I miss my mum so much it hurts

I lost my mum 3 years ago now and March would have been her birthday, every year now when this month rolls around, I feel a big black cloud descend and each year it gets harder.

the grief is all consuming, some days it takes my breath away. To the outside world, I look like I’m coping but I’m not. I Have a little boy who’s nearly 4, he was 9 months old when my mum died so I had no choice but to get on with it, I had to survive. I feel so much sadness that she’s not here to see my little boy grow, I feel anger that that was taken from us and from her, people say to me, oh she’s with you, she watches over you both and I know they mean well but I dont want her to be watching over us, I want her to be here with us. 

the thought of living the rest of my life without her is so overwhelming and it feels so unfair and I feel so lonely. 

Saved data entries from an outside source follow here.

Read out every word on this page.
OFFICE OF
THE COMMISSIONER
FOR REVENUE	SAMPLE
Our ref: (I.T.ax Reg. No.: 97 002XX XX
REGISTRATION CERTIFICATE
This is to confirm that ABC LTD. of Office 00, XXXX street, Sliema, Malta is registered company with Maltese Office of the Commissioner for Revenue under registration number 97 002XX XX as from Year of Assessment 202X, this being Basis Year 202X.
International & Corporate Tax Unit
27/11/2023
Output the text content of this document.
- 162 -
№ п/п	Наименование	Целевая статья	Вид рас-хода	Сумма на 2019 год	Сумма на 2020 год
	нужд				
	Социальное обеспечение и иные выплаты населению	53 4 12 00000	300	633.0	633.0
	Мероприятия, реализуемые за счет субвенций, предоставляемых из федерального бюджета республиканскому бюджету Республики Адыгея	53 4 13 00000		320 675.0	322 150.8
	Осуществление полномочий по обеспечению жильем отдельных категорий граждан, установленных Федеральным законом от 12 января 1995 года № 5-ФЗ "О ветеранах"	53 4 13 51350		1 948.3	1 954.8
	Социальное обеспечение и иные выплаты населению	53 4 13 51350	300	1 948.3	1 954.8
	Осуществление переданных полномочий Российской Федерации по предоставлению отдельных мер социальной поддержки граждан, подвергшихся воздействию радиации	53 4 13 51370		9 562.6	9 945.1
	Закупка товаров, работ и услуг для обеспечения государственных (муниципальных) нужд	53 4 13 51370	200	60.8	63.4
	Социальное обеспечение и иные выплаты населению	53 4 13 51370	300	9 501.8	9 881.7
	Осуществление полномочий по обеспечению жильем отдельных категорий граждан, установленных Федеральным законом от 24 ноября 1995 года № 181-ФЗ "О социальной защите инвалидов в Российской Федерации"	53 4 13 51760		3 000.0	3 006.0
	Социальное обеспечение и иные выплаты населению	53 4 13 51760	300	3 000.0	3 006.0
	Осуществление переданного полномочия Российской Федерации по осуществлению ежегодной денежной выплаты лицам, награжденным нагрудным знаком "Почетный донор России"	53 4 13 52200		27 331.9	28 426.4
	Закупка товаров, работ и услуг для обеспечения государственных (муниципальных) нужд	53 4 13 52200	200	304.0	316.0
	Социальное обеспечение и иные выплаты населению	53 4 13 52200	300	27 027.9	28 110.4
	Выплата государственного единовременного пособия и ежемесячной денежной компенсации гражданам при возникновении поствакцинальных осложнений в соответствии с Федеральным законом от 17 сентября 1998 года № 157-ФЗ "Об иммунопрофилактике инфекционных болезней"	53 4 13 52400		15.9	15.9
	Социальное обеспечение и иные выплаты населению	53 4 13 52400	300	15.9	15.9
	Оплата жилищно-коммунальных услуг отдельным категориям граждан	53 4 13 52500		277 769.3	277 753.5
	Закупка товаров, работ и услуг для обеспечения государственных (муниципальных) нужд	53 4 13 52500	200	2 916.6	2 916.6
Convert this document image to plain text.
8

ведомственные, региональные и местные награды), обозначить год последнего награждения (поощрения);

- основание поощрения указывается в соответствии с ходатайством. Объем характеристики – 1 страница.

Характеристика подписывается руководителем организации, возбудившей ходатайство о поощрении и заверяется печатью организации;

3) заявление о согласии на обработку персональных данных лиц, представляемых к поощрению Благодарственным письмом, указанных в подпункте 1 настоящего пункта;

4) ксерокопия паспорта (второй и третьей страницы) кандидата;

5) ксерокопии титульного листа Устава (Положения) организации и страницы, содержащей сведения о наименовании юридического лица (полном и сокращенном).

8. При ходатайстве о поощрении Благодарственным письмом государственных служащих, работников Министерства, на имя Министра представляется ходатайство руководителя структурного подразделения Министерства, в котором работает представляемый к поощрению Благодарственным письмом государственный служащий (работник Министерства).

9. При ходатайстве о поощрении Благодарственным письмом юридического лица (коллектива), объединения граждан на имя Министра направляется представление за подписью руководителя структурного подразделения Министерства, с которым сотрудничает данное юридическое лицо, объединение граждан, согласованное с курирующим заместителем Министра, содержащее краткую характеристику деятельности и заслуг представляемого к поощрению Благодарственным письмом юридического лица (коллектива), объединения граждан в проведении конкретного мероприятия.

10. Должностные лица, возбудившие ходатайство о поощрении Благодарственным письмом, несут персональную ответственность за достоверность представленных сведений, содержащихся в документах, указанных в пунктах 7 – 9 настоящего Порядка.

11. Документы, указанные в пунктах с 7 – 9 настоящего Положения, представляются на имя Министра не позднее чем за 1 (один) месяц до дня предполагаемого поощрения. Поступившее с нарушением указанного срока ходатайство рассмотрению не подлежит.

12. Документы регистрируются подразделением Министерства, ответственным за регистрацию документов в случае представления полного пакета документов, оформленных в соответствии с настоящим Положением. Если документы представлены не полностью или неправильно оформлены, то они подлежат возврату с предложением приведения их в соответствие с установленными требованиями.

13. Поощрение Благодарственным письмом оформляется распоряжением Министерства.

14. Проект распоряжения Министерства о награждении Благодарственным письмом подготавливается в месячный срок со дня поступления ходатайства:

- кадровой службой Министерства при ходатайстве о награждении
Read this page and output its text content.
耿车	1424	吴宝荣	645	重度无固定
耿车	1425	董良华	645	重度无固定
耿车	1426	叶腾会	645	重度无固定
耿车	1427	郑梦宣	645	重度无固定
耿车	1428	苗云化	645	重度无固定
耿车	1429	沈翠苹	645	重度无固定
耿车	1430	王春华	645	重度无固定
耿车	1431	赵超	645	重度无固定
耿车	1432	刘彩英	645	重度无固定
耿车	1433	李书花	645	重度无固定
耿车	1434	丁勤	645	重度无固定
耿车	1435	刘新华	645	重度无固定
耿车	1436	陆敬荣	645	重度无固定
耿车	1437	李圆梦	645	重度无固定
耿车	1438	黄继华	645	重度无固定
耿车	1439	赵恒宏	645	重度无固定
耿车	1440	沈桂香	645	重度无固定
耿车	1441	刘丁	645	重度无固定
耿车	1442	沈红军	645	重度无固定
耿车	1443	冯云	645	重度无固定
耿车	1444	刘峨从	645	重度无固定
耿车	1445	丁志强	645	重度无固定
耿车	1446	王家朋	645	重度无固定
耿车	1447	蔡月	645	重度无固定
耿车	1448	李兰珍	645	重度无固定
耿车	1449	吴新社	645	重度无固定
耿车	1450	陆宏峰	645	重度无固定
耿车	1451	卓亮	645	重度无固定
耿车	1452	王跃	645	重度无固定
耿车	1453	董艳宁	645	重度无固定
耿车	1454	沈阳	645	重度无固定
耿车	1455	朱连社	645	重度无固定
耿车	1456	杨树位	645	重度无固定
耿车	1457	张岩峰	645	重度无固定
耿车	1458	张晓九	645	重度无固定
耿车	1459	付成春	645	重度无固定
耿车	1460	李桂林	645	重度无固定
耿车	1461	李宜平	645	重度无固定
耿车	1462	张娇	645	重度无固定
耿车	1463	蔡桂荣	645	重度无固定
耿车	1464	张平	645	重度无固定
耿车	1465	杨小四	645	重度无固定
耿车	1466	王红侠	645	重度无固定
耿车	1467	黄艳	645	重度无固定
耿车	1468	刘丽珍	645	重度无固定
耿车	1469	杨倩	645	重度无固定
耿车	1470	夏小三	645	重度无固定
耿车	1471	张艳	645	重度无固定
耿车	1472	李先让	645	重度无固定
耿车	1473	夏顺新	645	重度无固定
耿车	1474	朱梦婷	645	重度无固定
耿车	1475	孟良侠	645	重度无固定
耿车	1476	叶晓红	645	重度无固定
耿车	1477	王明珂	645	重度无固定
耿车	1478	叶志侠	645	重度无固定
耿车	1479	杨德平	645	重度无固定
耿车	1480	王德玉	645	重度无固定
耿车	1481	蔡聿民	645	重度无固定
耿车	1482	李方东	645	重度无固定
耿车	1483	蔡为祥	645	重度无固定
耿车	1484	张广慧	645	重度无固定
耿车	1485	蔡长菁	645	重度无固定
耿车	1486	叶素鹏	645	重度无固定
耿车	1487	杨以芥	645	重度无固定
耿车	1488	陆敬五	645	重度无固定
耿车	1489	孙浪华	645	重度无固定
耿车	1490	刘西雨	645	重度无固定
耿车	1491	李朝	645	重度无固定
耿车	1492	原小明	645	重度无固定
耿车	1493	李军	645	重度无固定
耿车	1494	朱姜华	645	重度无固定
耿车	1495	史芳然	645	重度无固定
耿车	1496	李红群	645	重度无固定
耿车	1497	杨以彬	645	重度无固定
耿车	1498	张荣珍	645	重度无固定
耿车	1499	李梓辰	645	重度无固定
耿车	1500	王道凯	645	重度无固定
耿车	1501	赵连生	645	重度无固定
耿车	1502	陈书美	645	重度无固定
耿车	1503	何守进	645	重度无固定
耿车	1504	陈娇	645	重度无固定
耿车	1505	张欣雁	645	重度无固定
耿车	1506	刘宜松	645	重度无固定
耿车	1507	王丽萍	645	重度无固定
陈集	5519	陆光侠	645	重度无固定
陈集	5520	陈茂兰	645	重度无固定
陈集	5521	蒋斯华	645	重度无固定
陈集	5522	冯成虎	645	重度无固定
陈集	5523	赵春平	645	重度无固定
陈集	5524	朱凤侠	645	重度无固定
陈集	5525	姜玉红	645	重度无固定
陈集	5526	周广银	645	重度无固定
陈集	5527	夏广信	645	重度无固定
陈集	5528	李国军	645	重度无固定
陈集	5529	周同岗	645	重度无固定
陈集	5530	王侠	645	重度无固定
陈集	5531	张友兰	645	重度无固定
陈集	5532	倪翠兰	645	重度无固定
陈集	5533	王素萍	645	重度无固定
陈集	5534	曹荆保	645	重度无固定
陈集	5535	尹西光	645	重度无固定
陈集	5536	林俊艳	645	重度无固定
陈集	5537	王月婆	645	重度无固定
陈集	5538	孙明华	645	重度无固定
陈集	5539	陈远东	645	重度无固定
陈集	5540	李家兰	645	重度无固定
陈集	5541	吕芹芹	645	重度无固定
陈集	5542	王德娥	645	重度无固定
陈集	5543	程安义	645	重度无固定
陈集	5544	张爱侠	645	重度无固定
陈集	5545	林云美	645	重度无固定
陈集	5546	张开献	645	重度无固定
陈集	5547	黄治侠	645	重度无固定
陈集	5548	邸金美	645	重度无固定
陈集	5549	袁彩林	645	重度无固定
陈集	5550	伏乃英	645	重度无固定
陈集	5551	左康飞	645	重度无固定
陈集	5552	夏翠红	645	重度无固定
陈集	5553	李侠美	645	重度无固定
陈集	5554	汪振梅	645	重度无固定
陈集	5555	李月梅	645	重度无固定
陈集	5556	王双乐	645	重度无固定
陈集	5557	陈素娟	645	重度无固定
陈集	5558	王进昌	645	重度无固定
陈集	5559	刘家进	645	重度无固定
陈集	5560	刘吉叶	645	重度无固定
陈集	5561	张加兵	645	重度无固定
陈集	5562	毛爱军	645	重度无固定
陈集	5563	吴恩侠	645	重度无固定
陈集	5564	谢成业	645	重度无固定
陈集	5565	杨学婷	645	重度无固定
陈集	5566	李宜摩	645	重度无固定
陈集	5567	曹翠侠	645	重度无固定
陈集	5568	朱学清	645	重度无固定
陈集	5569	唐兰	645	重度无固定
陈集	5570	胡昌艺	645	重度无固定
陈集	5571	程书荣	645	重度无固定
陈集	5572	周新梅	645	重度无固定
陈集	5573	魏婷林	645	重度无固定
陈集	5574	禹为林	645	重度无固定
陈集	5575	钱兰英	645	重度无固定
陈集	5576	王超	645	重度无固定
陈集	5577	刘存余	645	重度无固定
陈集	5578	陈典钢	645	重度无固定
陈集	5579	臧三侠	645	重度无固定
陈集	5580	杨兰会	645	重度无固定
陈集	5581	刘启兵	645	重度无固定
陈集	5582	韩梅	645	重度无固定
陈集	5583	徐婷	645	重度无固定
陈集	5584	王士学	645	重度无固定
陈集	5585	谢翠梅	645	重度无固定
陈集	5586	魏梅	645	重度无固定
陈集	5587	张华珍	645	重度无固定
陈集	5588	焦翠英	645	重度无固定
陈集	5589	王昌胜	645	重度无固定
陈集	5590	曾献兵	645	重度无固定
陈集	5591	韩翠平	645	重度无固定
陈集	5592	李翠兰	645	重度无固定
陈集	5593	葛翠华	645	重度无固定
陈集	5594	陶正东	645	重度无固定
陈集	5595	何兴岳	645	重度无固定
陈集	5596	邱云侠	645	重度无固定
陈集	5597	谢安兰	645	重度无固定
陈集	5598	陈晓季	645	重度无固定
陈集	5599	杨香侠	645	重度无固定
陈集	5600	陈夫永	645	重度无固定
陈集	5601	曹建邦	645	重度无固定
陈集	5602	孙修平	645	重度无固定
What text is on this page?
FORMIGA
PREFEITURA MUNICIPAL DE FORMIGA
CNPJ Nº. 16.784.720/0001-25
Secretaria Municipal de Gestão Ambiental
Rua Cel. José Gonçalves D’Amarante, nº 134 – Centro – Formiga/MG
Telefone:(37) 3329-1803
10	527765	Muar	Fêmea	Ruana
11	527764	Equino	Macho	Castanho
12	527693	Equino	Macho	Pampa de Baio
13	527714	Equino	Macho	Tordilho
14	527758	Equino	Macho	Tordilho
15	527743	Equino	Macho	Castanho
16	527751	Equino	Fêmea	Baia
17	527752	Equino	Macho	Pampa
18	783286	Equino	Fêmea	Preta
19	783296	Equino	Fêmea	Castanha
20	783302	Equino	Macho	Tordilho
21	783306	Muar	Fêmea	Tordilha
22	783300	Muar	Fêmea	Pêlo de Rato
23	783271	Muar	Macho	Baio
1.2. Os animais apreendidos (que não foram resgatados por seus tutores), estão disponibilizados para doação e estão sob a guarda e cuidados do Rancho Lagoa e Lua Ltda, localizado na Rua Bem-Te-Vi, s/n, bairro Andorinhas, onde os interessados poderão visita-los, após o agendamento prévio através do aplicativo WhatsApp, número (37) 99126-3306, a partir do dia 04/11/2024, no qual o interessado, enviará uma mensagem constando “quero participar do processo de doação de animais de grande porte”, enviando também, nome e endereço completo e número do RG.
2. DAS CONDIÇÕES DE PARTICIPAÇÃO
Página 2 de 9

  • I'm really sorry to hear how you are feeling.  I wish I could say something that would make you feel better but I don't suppose I can ..

    However I do knw that others have found the following useful :

    joining a peer support group at somewhere like Cruse

    creating a memory box for the child / grandchild left behind

    medication 

    keeping especially busy with the things they enjoy doing

    Exercise

    Would any of these help?

    Let us know how you get on.

    All the best

  • Also may be turning her birthday into some sort of celebration as much as a day to feel sad?